Contestation d’une décision d’attribution suite à une offre déposée par une société momentanée – rien de neuf ?

Recours au Conseil d’Etat : la rigueur encore et toujours !
 
Dans son arrêt « Espace-Trianon » du 8 septembre 2005 (C-129/04), la Cour de Justice des Communautés Européennes (CJCE) a reconnu la compatibilité avec la Directive 89/655/CEE de la double exigence posée par le Conseil d’Etat belge à la recevabilité d’un recours en suspension ou annulation d’une décision d’attribution lorsque le soumissionnaire évincé est une société momentanée, à savoir :
 
-       La nécessité d’un recours introduits au nom de tous les associés et pas seulement par un ou plusieurs d’entre eux ;
-       La nécessité que la décision d’agir soit valablement prise par l’organe compétent de chaque associé, la décision non valablement prise par l’un des associés rendant irrecevable le recours à l’égard de tous les associés.
 
Cette position devait-elle être assouplie à la suite de la jurisprudence postérieure de la CJCE décidant :
 
-       D’une part, de considérer comme compatible avec la directive précitée le droit reconnu par un Etat membre, en l’espèce l’Italie, d’accorder à chaque associé d’une société momentanée la possibilité d’introduire individuellement un recours contre une décision d’attribution (Ordonnance CJCE « Consorzio », 4/10/2007, C-492/06)

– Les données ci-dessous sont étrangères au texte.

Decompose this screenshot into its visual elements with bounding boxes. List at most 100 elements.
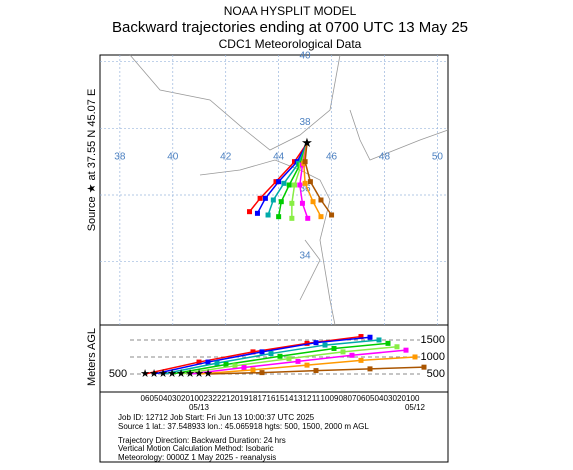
height-marker (259, 370, 265, 376)
trajectory-marker (292, 182, 298, 188)
time-label: 09 (330, 394, 339, 403)
trajectory-marker (302, 159, 308, 165)
height-marker (313, 368, 319, 374)
z-tick-label: 500 (427, 368, 445, 380)
trajectory-marker (302, 180, 308, 186)
z-tick-label: 1000 (421, 351, 445, 363)
date-label: 05/12 (405, 403, 426, 412)
height-marker (295, 358, 301, 364)
start-star: ★ (185, 368, 195, 380)
lon-label: 50 (432, 152, 444, 163)
time-label: 03 (168, 394, 177, 403)
height-marker (259, 349, 265, 355)
height-marker (394, 344, 400, 350)
trajectory-marker (299, 200, 305, 206)
lon-label: 38 (114, 152, 126, 163)
trajectory-marker (305, 215, 311, 221)
height-marker (286, 356, 292, 362)
source-label: Source ★ at 37.55 N 45.07 E (86, 89, 98, 232)
trajectory-marker (273, 179, 279, 185)
lon-label: 48 (379, 152, 391, 163)
trajectory-marker (276, 179, 282, 185)
start-star: ★ (176, 368, 186, 380)
lat-label: 38 (299, 117, 311, 128)
height-marker (250, 367, 256, 373)
height-marker (421, 364, 427, 370)
height-marker (349, 352, 355, 358)
time-label: 02 (393, 394, 402, 403)
trajectory-marker (307, 179, 313, 185)
borders (129, 54, 449, 326)
start-star: ★ (158, 368, 168, 380)
height-marker (412, 354, 418, 360)
trajectory-marker (278, 199, 284, 205)
trajectory-marker (262, 195, 268, 201)
z-tick-label: 500 (109, 368, 127, 380)
info-line: Trajectory Direction: Backward Duration:… (118, 436, 286, 445)
time-label: 00 (411, 394, 420, 403)
trajectory-marker (286, 182, 292, 188)
time-label: 20 (231, 394, 240, 403)
height-marker (205, 359, 211, 365)
start-star: ★ (167, 368, 177, 380)
height-marker (232, 363, 238, 369)
border (129, 54, 341, 151)
time-label: 14 (285, 394, 294, 403)
time-label: 11 (312, 394, 321, 403)
time-label: 10 (321, 394, 330, 403)
border (349, 109, 449, 161)
trajectory-marker (289, 215, 295, 221)
time-label: 05 (150, 394, 159, 403)
height-marker (304, 362, 310, 368)
trajectory-marker (310, 199, 316, 205)
height-marker (322, 342, 328, 348)
start-star: ★ (203, 368, 213, 380)
trajectory-marker (270, 197, 276, 203)
time-label: 19 (240, 394, 249, 403)
lon-label: 44 (273, 152, 285, 163)
lat-label: 34 (299, 250, 311, 261)
time-label: 17 (258, 394, 267, 403)
height-marker (340, 349, 346, 355)
time-label: 03 (384, 394, 393, 403)
time-label: 07 (348, 394, 357, 403)
source-star: ★ (301, 135, 313, 150)
trajectory-marker (292, 159, 298, 165)
trajectory-marker (289, 200, 295, 206)
lon-label: 42 (220, 152, 232, 163)
time-label: 15 (276, 394, 285, 403)
height-marker (403, 347, 409, 353)
trajectory-marker (247, 209, 253, 215)
info-line: Job ID: 12712 Job Start: Fri Jun 13 10:0… (118, 413, 315, 422)
start-star: ★ (194, 368, 204, 380)
time-label: 13 (294, 394, 303, 403)
height-marker (376, 337, 382, 343)
height-marker (358, 357, 364, 363)
time-label: 01 (186, 394, 195, 403)
height-marker (367, 366, 373, 372)
time-label: 00 (195, 394, 204, 403)
trajectory-marker (318, 214, 324, 220)
height-marker (268, 351, 274, 357)
time-label: 01 (402, 394, 411, 403)
info-line: Source 1 lat.: 37.548933 lon.: 45.065918… (118, 422, 369, 431)
trajectory-marker (318, 197, 324, 203)
time-label: 04 (159, 394, 168, 403)
data-source: CDC1 Meteorological Data (219, 37, 362, 51)
trajectory-marker (297, 182, 303, 188)
time-label: 05 (366, 394, 375, 403)
border (199, 159, 336, 326)
time-label: 04 (375, 394, 384, 403)
time-label: 18 (249, 394, 258, 403)
time-label: 02 (177, 394, 186, 403)
height-marker (223, 361, 229, 367)
lat-label: 40 (299, 50, 311, 61)
height-marker (367, 334, 373, 340)
height-marker (358, 334, 364, 340)
z-tick-label: 1500 (421, 334, 445, 346)
time-label: 12 (303, 394, 312, 403)
info-line: Vertical Motion Calculation Method: Isob… (118, 444, 274, 453)
height-marker (385, 340, 391, 346)
time-label: 06 (141, 394, 150, 403)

-       D’autre part, de considérer comme incompatible avec le droit européen, l’absence de possibilité au sein d’Etat membre, en l’espèce la Grèce, d’introduire à titre individuel une action en réparation pour le dommage propre subi par un des associés par suite d’une décision adopté par une autorité autre que le pouvoir adjudicateur mais impliquée dans cette procédure et de nature à influencer celle-ci (arrêt CJCE « Club Hotel Loutraki », 6/05/2010, C-145/08 et C-149/08).
 
Le Conseil d’Etat considère que ces décisions ne remettent pas en cause la solution dégagée par l’arrêt « Espace –Trianon » et maintient dès lors encore et toujours la double exigence rappelée ci-dessus pour la recevabilité d’un recours introduit dans le cadre d’une offre déposée par une société momentanée (voir notamment C.E, 24 novembre 2010, n°209.130 ; C.E., 6 décembre 2010 n°209.514).
 
 
Recours en indemnisation : vers un assouplissement
 
Si la jurisprudence du Conseil d’Etat n’a pas été assouplie par l’arrêt « Club Hotel Loutraki » de la CJCE du 6 mai 2010, cet arrêt devrait néanmoins permettre aujourd’hui à chaque associé d’agir individuellement dans le cadre d’une action en indemnisation devant les Cours et tribunaux à l’encontre du pouvoir adjudicateur dans l’hypothèse d’une attribution fautive du marché à un concurrent.
 
Or, jusqu’à présent, les Cours et Tribunaux, dans leur très large majorité, exigeaient la présence à la cause de l’ensemble des associés dans le cadre d’une action en responsabilité dirigée par la société momentanée à l’égard d’un tiers, sous le tempérament classique d’un éventuel mandat confié à un des associés pour agir au nom de l’ensemble de ceux-ci.
 
Désormais, même en l’absence de mandat, voire même en cas de refus de certains associés d’engager une action en responsabilité contre le pouvoir adjudicateur, un des associés évincés doit avoir la possibilité de solliciter seul réparation de son dommage propre par suite de l’éviction du marché litigieux de la société momentanée à laquelle il participait sur la base de l’interprétation de la Cour de Justice.